While the government pays hospitals back for a portion of their charity care (excluded from the numbers provided to Long Island Business News), it still leaves them with big bills.
This is actually great news for Hospitals. One of the biggest problems Hospitals face is the cost of treating the uninsured. They have to eat that cost.
This is an article from about a year ago about a few Hospitals here on Long Island and the costs they faced from treating the uninsured.
So the minority of our patients (uninsured) will receive federal health care coverage (with all the limits on spending and proceedures) while the majority of our patients will also be reduced on what they can get covered. Increase money from the minority of our patients, decrease money from the majority of our patients. We lose!
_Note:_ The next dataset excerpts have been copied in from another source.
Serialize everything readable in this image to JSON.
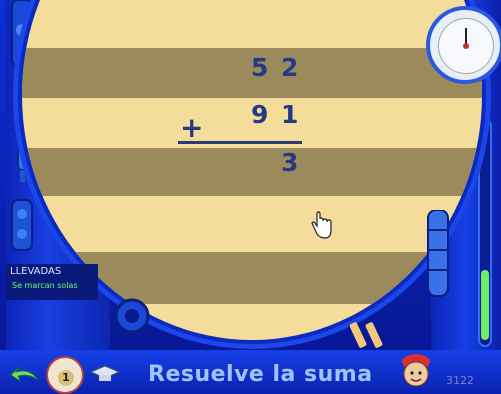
{
  "sum": {
    "row1": [
      "5",
      "2"
    ],
    "row2": [
      "9",
      "1"
    ],
    "operator": "+",
    "answer": [
      "3"
    ]
  },
  "llevadas": {
    "title": "LLEVADAS",
    "option": "Se marcan solas"
  },
  "bottom_bar": {
    "title": "Resuelve la suma",
    "level_badge": "1",
    "score": "3122"
  },
  "icons": {
    "back": "back-arrow-icon",
    "level": "level-badge-icon",
    "cap": "graduation-cap-icon",
    "pointer": "hand-cursor-icon",
    "clock": "clock-icon",
    "character": "character-icon"
  },
  "colors": {
    "frame": "#0d2fd8",
    "paper": "#f4dc9a",
    "band": "#9a8a5c",
    "digits": "#243a84",
    "title": "#9fc4ff"
  }
}
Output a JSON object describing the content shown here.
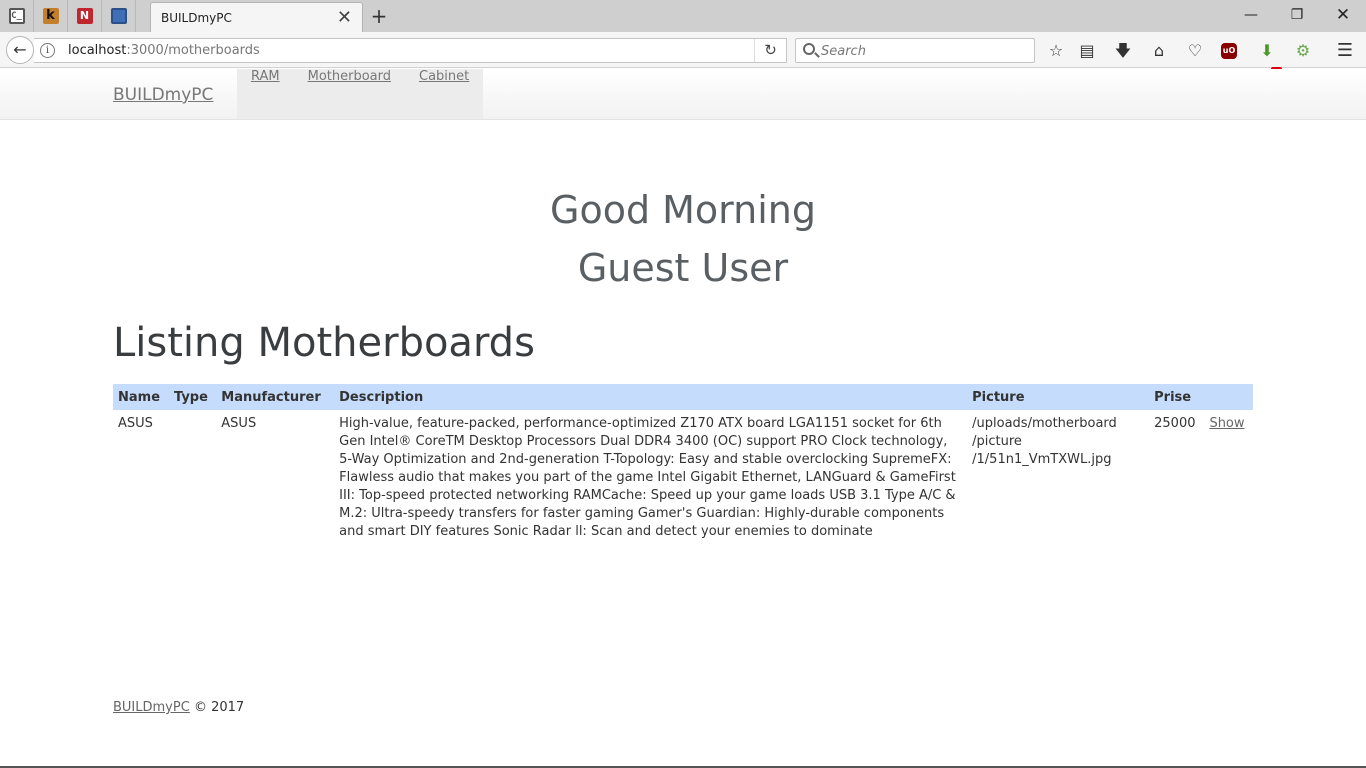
{
  "browser": {
    "active_tab_title": "BUILDmyPC",
    "tab_close": "✕",
    "new_tab": "+",
    "url_host": "localhost",
    "url_path": ":3000/motherboards",
    "search_placeholder": "Search",
    "download_badge": "?",
    "pinned_tabs": [
      {
        "icon": "terminal-icon",
        "glyph": "C_"
      },
      {
        "icon": "k-app-icon",
        "glyph": "k"
      },
      {
        "icon": "n-app-icon",
        "glyph": "N"
      },
      {
        "icon": "book-icon",
        "glyph": ""
      }
    ]
  },
  "site": {
    "brand": "BUILDmyPC",
    "nav": [
      "RAM",
      "Motherboard",
      "Cabinet"
    ],
    "greeting_line1": "Good Morning",
    "greeting_line2": "Guest User",
    "heading": "Listing Motherboards",
    "table": {
      "headers": [
        "Name",
        "Type",
        "Manufacturer",
        "Description",
        "Picture",
        "Prise",
        ""
      ],
      "rows": [
        {
          "name": "ASUS",
          "type": "",
          "manufacturer": "ASUS",
          "description": "High-value, feature-packed, performance-optimized Z170 ATX board LGA1151 socket for 6th Gen Intel® CoreTM Desktop Processors Dual DDR4 3400 (OC) support PRO Clock technology, 5-Way Optimization and 2nd-generation T-Topology: Easy and stable overclocking SupremeFX: Flawless audio that makes you part of the game Intel Gigabit Ethernet, LANGuard & GameFirst III: Top-speed protected networking RAMCache: Speed up your game loads USB 3.1 Type A/C & M.2: Ultra-speedy transfers for faster gaming Gamer's Guardian: Highly-durable components and smart DIY features Sonic Radar ll: Scan and detect your enemies to dominate",
          "picture": "/uploads/motherboard /picture /1/51n1_VmTXWL.jpg",
          "prise": "25000",
          "action": "Show"
        }
      ]
    },
    "footer_brand": "BUILDmyPC",
    "footer_copy": "© 2017"
  }
}
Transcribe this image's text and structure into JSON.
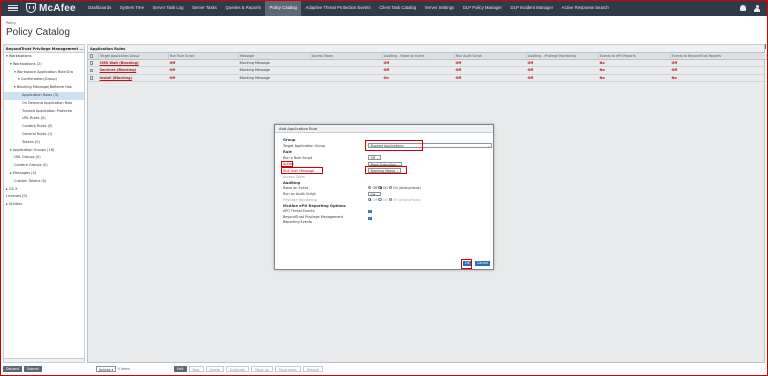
{
  "nav": {
    "logo": "McAfee",
    "items": [
      "Dashboards",
      "System Tree",
      "Server Task Log",
      "Server Tasks",
      "Queries & Reports",
      "Policy Catalog",
      "Adaptive Threat Protection Events",
      "Client Task Catalog",
      "Server Settings",
      "DLP Policy Manager",
      "DLP Incident Manager",
      "Active Response Search"
    ],
    "active_index": 5
  },
  "breadcrumb": "Policy",
  "page_title": "Policy Catalog",
  "page_counter": "Policy Mark",
  "tree": {
    "header": "BeyondTrust Privilege Management ...",
    "items": [
      {
        "label": "▾ Workstations",
        "indent": 0
      },
      {
        "label": "▾ Workstations (2)",
        "indent": 1
      },
      {
        "label": "▾ Workspace Application Rule(Gro",
        "indent": 2
      },
      {
        "label": "▾ Confirmation(Group)",
        "indent": 3
      },
      {
        "label": "▾ Blocking Message(Beflame Has",
        "indent": 2,
        "selected": true
      },
      {
        "label": "Application Rules (3)",
        "indent": 4,
        "selected": true
      },
      {
        "label": "On Demand Application Rule",
        "indent": 4
      },
      {
        "label": "Trusted Application Protectio",
        "indent": 4
      },
      {
        "label": "URL Rules (0)",
        "indent": 4
      },
      {
        "label": "Content Rules (0)",
        "indent": 4
      },
      {
        "label": "General Rules (1)",
        "indent": 4
      },
      {
        "label": "Tokens (0)",
        "indent": 4
      },
      {
        "label": "▾ Application Groups (16)",
        "indent": 1
      },
      {
        "label": "URL Groups (0)",
        "indent": 2
      },
      {
        "label": "Content Groups (0)",
        "indent": 2
      },
      {
        "label": "▸ Messages (4)",
        "indent": 1
      },
      {
        "label": "Custom Tokens (0)",
        "indent": 2
      },
      {
        "label": "▸ OS X",
        "indent": 0
      },
      {
        "label": "Licenses (0)",
        "indent": 0
      },
      {
        "label": "▸ Utilities",
        "indent": 0
      }
    ]
  },
  "main": {
    "header": "Application Rules",
    "columns": [
      "",
      "Target Application Group",
      "Run Rule Script",
      "Message",
      "Access Token",
      "Auditing - Raise an Event",
      "Run Audit Script",
      "Auditing - Privilege Monitoring",
      "Events to ePO Reports",
      "Events to BeyondTrust Reports"
    ],
    "rows": [
      [
        "",
        "CMD Wait (Blocking)",
        "Off",
        "Blocking Message",
        "",
        "Off",
        "Off",
        "Off",
        "No",
        "Off"
      ],
      [
        "",
        "Services (Blocking)",
        "Off",
        "Blocking Message",
        "",
        "Off",
        "Off",
        "Off",
        "No",
        "Off"
      ],
      [
        "",
        "Install (Blocking)",
        "Off",
        "Blocking Message",
        "",
        "On",
        "Off",
        "Off",
        "No",
        "No"
      ]
    ]
  },
  "bottom": {
    "left_buttons": [
      "Discard",
      "Submit"
    ],
    "select": "Actions",
    "select_suffix": "0 items",
    "edit": "Edit",
    "ghost_buttons": [
      "New",
      "Delete",
      "Duplicate",
      "Move up",
      "Move down",
      "Refresh"
    ]
  },
  "modal": {
    "title": "Add Application Rule",
    "group_heading": "Group",
    "target_label": "Target Application Group",
    "target_value": "Blocked Applications",
    "rule_heading": "Rule",
    "run_rule_script_label": "Run a Rule Script",
    "run_rule_script_value": "Off",
    "action_label": "Action",
    "action_value": "Block Execution",
    "end_user_msg_label": "End User Message",
    "end_user_msg_value": "Blocking Messa",
    "access_token_label": "Access Token",
    "auditing_heading": "Auditing",
    "raise_event_label": "Raise an Event",
    "raise_event_options": [
      "Off",
      "On",
      "On (Anonymous)"
    ],
    "run_audit_label": "Run an Audit Script",
    "run_audit_value": "Off",
    "priv_mon_label": "Privilege Monitoring",
    "priv_mon_options": [
      "Off",
      "On",
      "On (Anonymous)"
    ],
    "epo_heading": "McAfee ePO Reporting Options",
    "epo_threat_label": "ePO Threat Events",
    "bt_reporting_label_1": "BeyondTrust Privilege Management",
    "bt_reporting_label_2": "Reporting Events",
    "ok": "OK",
    "cancel": "Cancel"
  },
  "colors": {
    "nav_bg": "#2f3b48",
    "highlight": "#d40000",
    "primary": "#2b6fb6",
    "rule_text": "#c40000"
  }
}
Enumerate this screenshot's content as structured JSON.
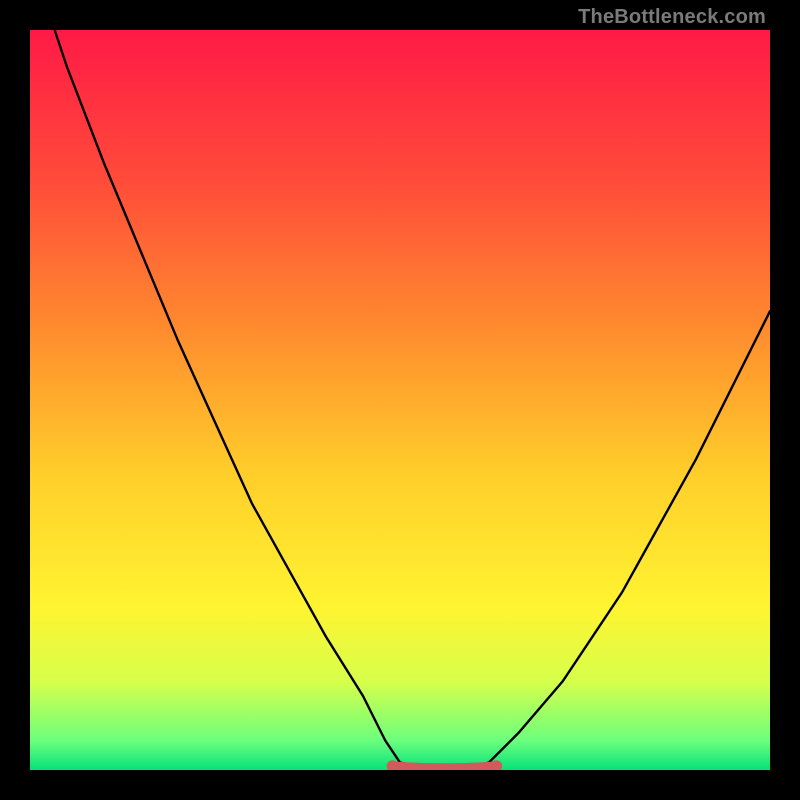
{
  "watermark": "TheBottleneck.com",
  "chart_data": {
    "type": "line",
    "title": "",
    "xlabel": "",
    "ylabel": "",
    "xlim": [
      0,
      100
    ],
    "ylim": [
      0,
      100
    ],
    "grid": false,
    "legend": false,
    "gradient_stops": [
      {
        "offset": 0,
        "color": "#ff1a46"
      },
      {
        "offset": 20,
        "color": "#ff4a3a"
      },
      {
        "offset": 40,
        "color": "#ff8a2e"
      },
      {
        "offset": 60,
        "color": "#ffce2a"
      },
      {
        "offset": 78,
        "color": "#fff431"
      },
      {
        "offset": 88,
        "color": "#d7ff4a"
      },
      {
        "offset": 96,
        "color": "#6cff7d"
      },
      {
        "offset": 100,
        "color": "#06e27a"
      }
    ],
    "curve": {
      "comment": "V-shaped bottleneck curve, y is mismatch % (0 = optimal), x is relative component balance",
      "x": [
        0,
        5,
        10,
        15,
        20,
        25,
        30,
        35,
        40,
        45,
        48,
        50,
        55,
        58,
        62,
        66,
        72,
        80,
        90,
        100
      ],
      "y": [
        110,
        95,
        82,
        70,
        58,
        47,
        36,
        27,
        18,
        10,
        4,
        1,
        0,
        0,
        1,
        5,
        12,
        24,
        42,
        62
      ]
    },
    "flat_region": {
      "comment": "Red/pink thick segment marking near-zero mismatch zone",
      "x_start": 49,
      "x_end": 63,
      "y": 0.5,
      "color": "#d15a5a"
    }
  }
}
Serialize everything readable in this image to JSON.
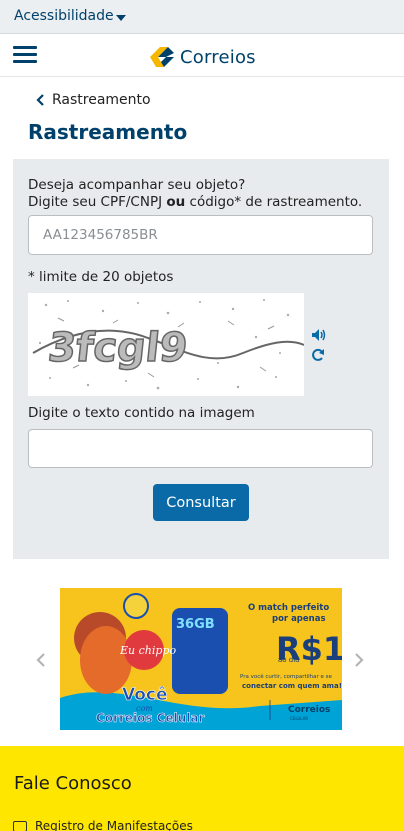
{
  "accessibility": {
    "label": "Acessibilidade"
  },
  "header": {
    "logo_text": "Correios",
    "brand_blue": "#00416b",
    "brand_yellow": "#f5b700"
  },
  "breadcrumb": {
    "label": "Rastreamento"
  },
  "page": {
    "title": "Rastreamento"
  },
  "form": {
    "prompt_line1": "Deseja acompanhar seu objeto?",
    "prompt_line2_a": "Digite seu CPF/CNPJ ",
    "prompt_line2_bold": "ou",
    "prompt_line2_b": " código* de rastreamento.",
    "object_placeholder": "AA123456785BR",
    "limit_text": "* limite de 20 objetos",
    "captcha_text": "3fcgl9",
    "captcha_label": "Digite o texto contido na imagem",
    "submit_label": "Consultar"
  },
  "banner": {
    "headline_line1": "O match perfeito",
    "headline_line2": "por apenas",
    "price": "R$1",
    "price_suffix": "ao dia",
    "gb": "36GB",
    "sticker": "Eu chippo",
    "subtext_line1": "Pra você curtir, compartilhar e se",
    "subtext_line2": "conectar com quem ama!",
    "slogan_line1": "Você",
    "slogan_line2": "com",
    "slogan_line3": "Correios Celular",
    "logo": "Correios",
    "logo_sub": "CELULAR"
  },
  "footer": {
    "title": "Fale Conosco",
    "item_label": "Registro de Manifestações"
  }
}
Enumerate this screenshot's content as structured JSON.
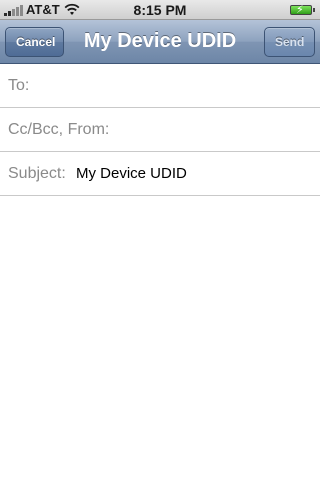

So the minority of our patients (uninsured) will receive federal health care coverage (with all the limits on spending and proceedures) while the majority of our patients will also be reduced on what they can get covered. Increase money from the minority of our patients, decrease money from the majority of our patients. We lose!
I hope you don't lose your job either. BUT... if you do it's probably because you are bad at your job and not becaue of "this healthcare bill"
Ten and a half years on the job says I'm pretty good at my job. The hospital has already begun making cuts to fringe benefits to the nursing staff and they're still looking for more cutbacks just in case this bill passed. They can't cut much more other than employee staffing. There are only four plant operators total. We work rotating shifts. 11pm-7am seven days straight with two days off, 3pm-11pm seven days straight with two days off, and 7am-3pm for six days straight with four days off (our one weekend a month) before starting the rotation all over again. We also don't get overtime for all those days straight. The way they've been making staffing cut backs is to not hire anyone when someone retires or leaves for health reasons. Maintenance is already short 3 people and clinical engineering (repairs medical devices) is short on one. We have a four to five people ready to or nearly ready to retire. So far there's no plan to replace them.